Ontem, 15 de agosto, os católicos comemoraram a data da festa da Assunção de Maria aos céus. Conhecem a palavra dormição? Pois o dogma da Assunção, isto é subida aos céus é composto da Dormição ( a religião não fala em morte). Ressurreição e Assunção. Pensava este cronista em escrever sobre o mistérios dos Símbolos das religiões e no arquétipo do inconsciente coletivo que Jung chamou de a Grande Mãe, quando tive de interromper a escrita para acalmar um neto que dera um cortezinho no dedo e urrava. Ao voltar ao computador, a pensar nas crianças, sei lá porque, lembrei-me de mim mesmo menino e de canções que haviam dormido na memória e desandaram a ser entoadas na imaginação. Estas:

“Com Minha mãe estarei/ Na Santa Glória um dia/ Junto à virgem Maria/ No céu triunfarei.’’

Ou

“Coração santo/ Tu reinarás/ Tu nosso encanto/ Sempre serás.’’

Ou

‘’Oh, Maria concebida / Sem pecado original/ Quero amar-Vos toda a vida/ Com ternura filial.’’

Ou

‘’Queremos Deus, homens ingratos/ Ao Pai supremo, ao Redentor/ Zombam da fé os insensatos/Erguem-se em vão contra o senhor.’’
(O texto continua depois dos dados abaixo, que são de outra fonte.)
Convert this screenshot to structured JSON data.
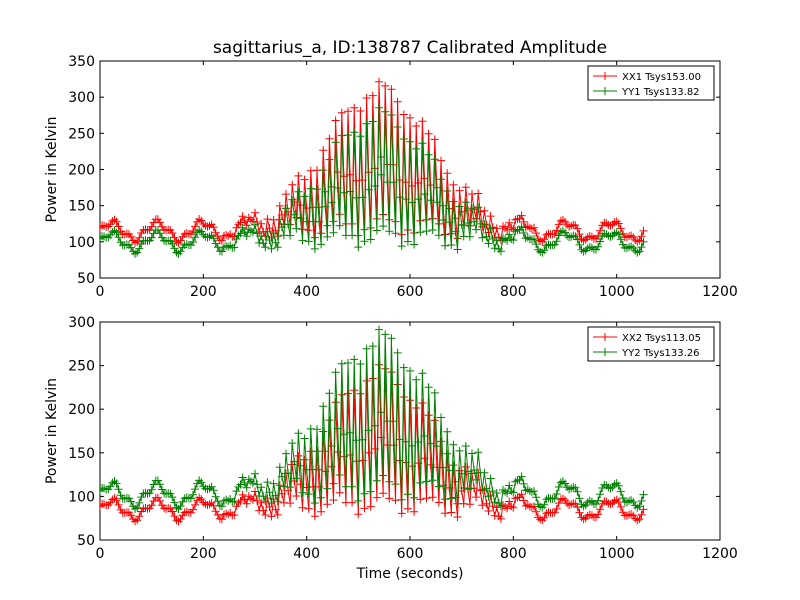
{
  "chart_data": {
    "type": "line",
    "title": "sagittarius_a, ID:138787 Calibrated Amplitude",
    "xlabel": "Time (seconds)",
    "panels": [
      {
        "ylabel": "Power in Kelvin",
        "xlim": [
          0,
          1200
        ],
        "ylim": [
          50,
          350
        ],
        "xticks": [
          "0",
          "200",
          "400",
          "600",
          "800",
          "1000",
          "1200"
        ],
        "yticks": [
          "50",
          "100",
          "150",
          "200",
          "250",
          "300",
          "350"
        ],
        "legend_position": "top-right",
        "series": [
          {
            "name": "XX1 Tsys153.00",
            "color": "#ff0000",
            "baseline": 115,
            "ripple": 12,
            "peak": 308,
            "peak_x": 540,
            "peak_width": 105,
            "x_start": 0,
            "x_end": 1055
          },
          {
            "name": "YY1 Tsys133.82",
            "color": "#008000",
            "baseline": 100,
            "ripple": 12,
            "peak": 272,
            "peak_x": 540,
            "peak_width": 105,
            "x_start": 0,
            "x_end": 1055
          }
        ]
      },
      {
        "ylabel": "Power in Kelvin",
        "xlim": [
          0,
          1200
        ],
        "ylim": [
          50,
          300
        ],
        "xticks": [
          "0",
          "200",
          "400",
          "600",
          "800",
          "1000",
          "1200"
        ],
        "yticks": [
          "50",
          "100",
          "150",
          "200",
          "250",
          "300"
        ],
        "legend_position": "top-right",
        "series": [
          {
            "name": "XX2 Tsys113.05",
            "color": "#ff0000",
            "baseline": 85,
            "ripple": 10,
            "peak": 240,
            "peak_x": 540,
            "peak_width": 105,
            "x_start": 0,
            "x_end": 1055
          },
          {
            "name": "YY2 Tsys133.26",
            "color": "#008000",
            "baseline": 102,
            "ripple": 12,
            "peak": 278,
            "peak_x": 540,
            "peak_width": 105,
            "x_start": 0,
            "x_end": 1055
          }
        ]
      }
    ]
  }
}
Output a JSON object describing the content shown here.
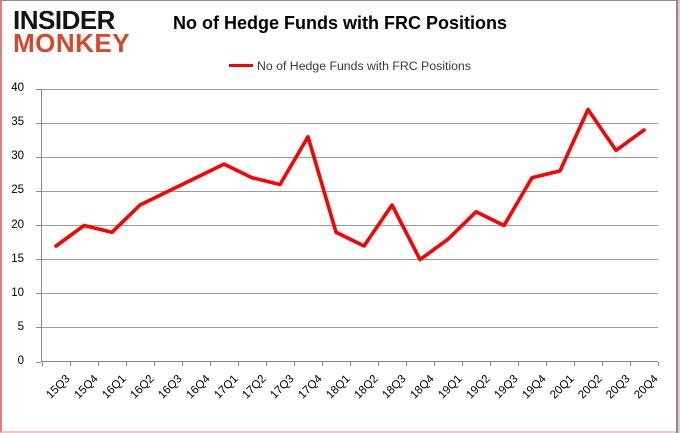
{
  "logo": {
    "line1": "INSIDER",
    "line2": "MONKEY"
  },
  "header": {
    "title": "No of Hedge Funds with FRC Positions"
  },
  "legend": {
    "label": "No of Hedge Funds with FRC Positions"
  },
  "colors": {
    "series_red": "#fe0000",
    "logo_red": "#d9472b",
    "grid_grey": "#9b9b9b",
    "axis_grey": "#8a8a8a",
    "frame_grey": "#8e8e8e",
    "frame_pink": "#f0c7c1"
  },
  "chart_data": {
    "type": "line",
    "title": "No of Hedge Funds with FRC Positions",
    "categories": [
      "15Q3",
      "15Q4",
      "16Q1",
      "16Q2",
      "16Q3",
      "16Q4",
      "17Q1",
      "17Q2",
      "17Q3",
      "17Q4",
      "18Q1",
      "18Q2",
      "18Q3",
      "18Q4",
      "19Q1",
      "19Q2",
      "19Q3",
      "19Q4",
      "20Q1",
      "20Q2",
      "20Q3",
      "20Q4"
    ],
    "series": [
      {
        "name": "No of Hedge Funds with FRC Positions",
        "values": [
          17,
          20,
          19,
          23,
          25,
          27,
          29,
          27,
          26,
          33,
          19,
          17,
          23,
          15,
          18,
          22,
          20,
          27,
          28,
          37,
          31,
          34
        ]
      }
    ],
    "xlabel": "",
    "ylabel": "",
    "ylim": [
      0,
      40
    ],
    "ytick_interval": 5,
    "grid": true,
    "legend_position": "top-center",
    "line_color": "#fe0000",
    "line_width": 3.6
  }
}
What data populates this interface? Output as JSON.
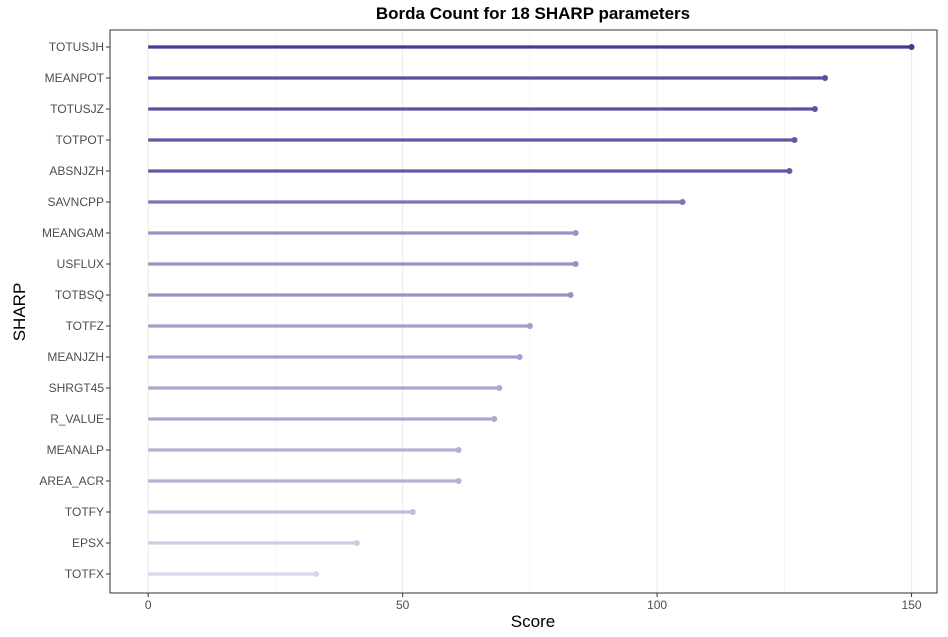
{
  "chart_data": {
    "type": "lollipop",
    "title": "Borda Count for 18 SHARP parameters",
    "xlabel": "Score",
    "ylabel": "SHARP",
    "xlim": [
      -7.5,
      155
    ],
    "x_ticks": [
      0,
      50,
      100,
      150
    ],
    "grid": "vertical major and minor lines",
    "categories": [
      "TOTUSJH",
      "MEANPOT",
      "TOTUSJZ",
      "TOTPOT",
      "ABSNJZH",
      "SAVNCPP",
      "MEANGAM",
      "USFLUX",
      "TOTBSQ",
      "TOTFZ",
      "MEANJZH",
      "SHRGT45",
      "R_VALUE",
      "MEANALP",
      "AREA_ACR",
      "TOTFY",
      "EPSX",
      "TOTFX"
    ],
    "values": [
      150,
      133,
      131,
      127,
      126,
      105,
      84,
      84,
      83,
      75,
      73,
      69,
      68,
      61,
      61,
      52,
      41,
      33
    ],
    "colors": {
      "low": "#d9d7ea",
      "high": "#3f3a92"
    }
  }
}
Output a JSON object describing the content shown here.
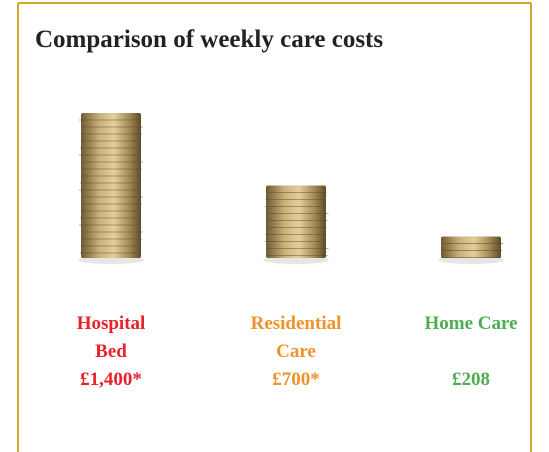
{
  "chart_data": {
    "type": "coin-stack",
    "title": "Comparison of weekly care costs",
    "categories": [
      "Hospital Bed",
      "Residential Care",
      "Home Care"
    ],
    "values": [
      1400,
      700,
      208
    ],
    "value_labels": [
      "£1,400*",
      "£700*",
      "£208"
    ],
    "colors": [
      "#e8212b",
      "#f0922b",
      "#4cae4f"
    ]
  }
}
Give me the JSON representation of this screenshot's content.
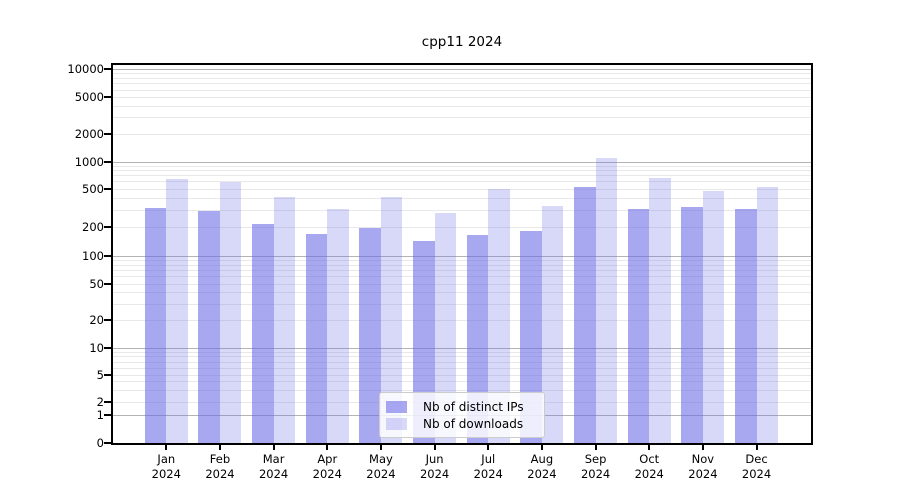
{
  "title": "cpp11 2024",
  "legend": {
    "items": [
      {
        "label": "Nb of distinct IPs",
        "series_key": "ips"
      },
      {
        "label": "Nb of downloads",
        "series_key": "downloads"
      }
    ]
  },
  "colors": {
    "bar_base": "#6666e6",
    "dark_alpha": 0.57,
    "light_alpha": 0.255,
    "grid_major": "#b4b4b4",
    "grid_minor": "#e8e8e8",
    "spine": "#000000",
    "legend_border": "#cccccc",
    "legend_background": "rgba(255,255,255,0.8)"
  },
  "axes": {
    "y_tick_labels": [
      "0",
      "1",
      "2",
      "5",
      "10",
      "20",
      "50",
      "100",
      "200",
      "500",
      "1000",
      "2000",
      "5000",
      "10000"
    ],
    "y_tick_values": [
      0,
      1,
      2,
      5,
      10,
      20,
      50,
      100,
      200,
      500,
      1000,
      2000,
      5000,
      10000
    ],
    "grid_major_values": [
      1,
      10,
      100,
      1000,
      10000
    ]
  },
  "chart_data": {
    "type": "bar",
    "title": "cpp11 2024",
    "categories": [
      "Jan 2024",
      "Feb 2024",
      "Mar 2024",
      "Apr 2024",
      "May 2024",
      "Jun 2024",
      "Jul 2024",
      "Aug 2024",
      "Sep 2024",
      "Oct 2024",
      "Nov 2024",
      "Dec 2024"
    ],
    "series": [
      {
        "name": "Nb of distinct IPs",
        "key": "ips",
        "shade": "dark",
        "values": [
          320,
          293,
          215,
          170,
          195,
          145,
          165,
          183,
          530,
          313,
          325,
          310
        ]
      },
      {
        "name": "Nb of downloads",
        "key": "downloads",
        "shade": "light",
        "values": [
          650,
          600,
          410,
          310,
          415,
          280,
          505,
          335,
          1100,
          665,
          475,
          520
        ]
      }
    ],
    "xlabel": "",
    "ylabel": "",
    "yscale": "symlog (log above 1, linear 0-1)",
    "yticks": [
      0,
      1,
      2,
      5,
      10,
      20,
      50,
      100,
      200,
      500,
      1000,
      2000,
      5000,
      10000
    ],
    "ylim": [
      0,
      11500
    ],
    "grid": true,
    "legend_position": "lower center"
  }
}
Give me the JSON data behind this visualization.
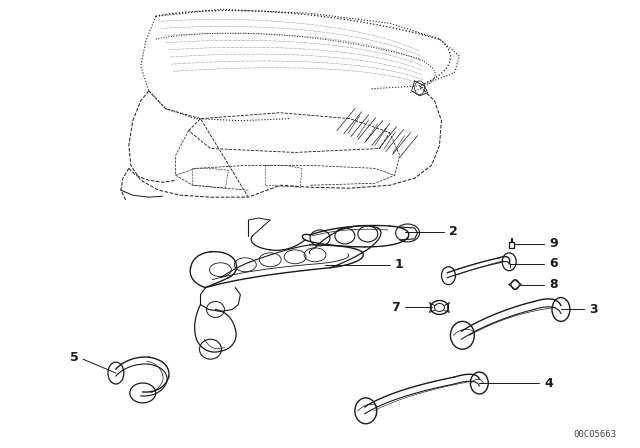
{
  "bg_color": "#ffffff",
  "line_color": "#1a1a1a",
  "fig_width": 6.4,
  "fig_height": 4.48,
  "dpi": 100,
  "watermark": "00C05663",
  "watermark_fs": 6.5
}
Estes cantos gravaram-se na minha memória na época do que há de mais maravilhoso e quiçá verdadeiro: o Deus de nossa infância. Quem é o Deus da infância? Ele talvez esteja muito mais perto de uma concepção da divindade, da transcendência do que todas as teologias e mitos adultos. Ele é vago, total, pacificador. Traz calma, a resposta para tudo, pode ser a simples presença da mãe. Pode ser a proteção do pai. Pode ser a calma da amamentação após a angústia da morte antes de se saber que esta existe. Ele é algo que está mais próximo de onde a gente veio antes de nascer. Proximidade do nada (tudo) de onde saímos para viver (encarnar). Dá-nos, pois, uma recordação mais possível desse território misterioso. Cresce-se, envelhece-se e a memória enfraquece. Já não se sabe ou pouco se sabe do antes. Só se pensa, às vezes com terror, na morte e o mergulho no nada. Paz? Trevas? Sobrevivência da alma? Reencarnação? Quem sabe?

Vivendo numa civilização que faz da morte o supremo terror, esta domina de maneira escondida e até solerte todos os nossos atos, meros disfarces e passatempos em vez de atos criadores do viver. O medo da morte atrapalha a vida. Por isso, repito: eu quero o Deus da Infância!

Após colocar mertiolato no dedo de meu neto eu re-encontrei aquele Deus simples da infância. Ele estava ali a soar em meus ouvidos. E eu, que nem mais me lembrava dele, fui tomado de assalto por uma emoção forte e cega confiança nos desígnios. Deus sem teologia. O Deus que se encontra quando renunciamos á sua procura, como predizia San Juan de La Cruz.. O Deus da confiança com a qual a criança se abriga nos braços protetores da mãe. E como sempre a figura do Princípio Feminino . Maria, a grande mediadora, A grande mãe da paz.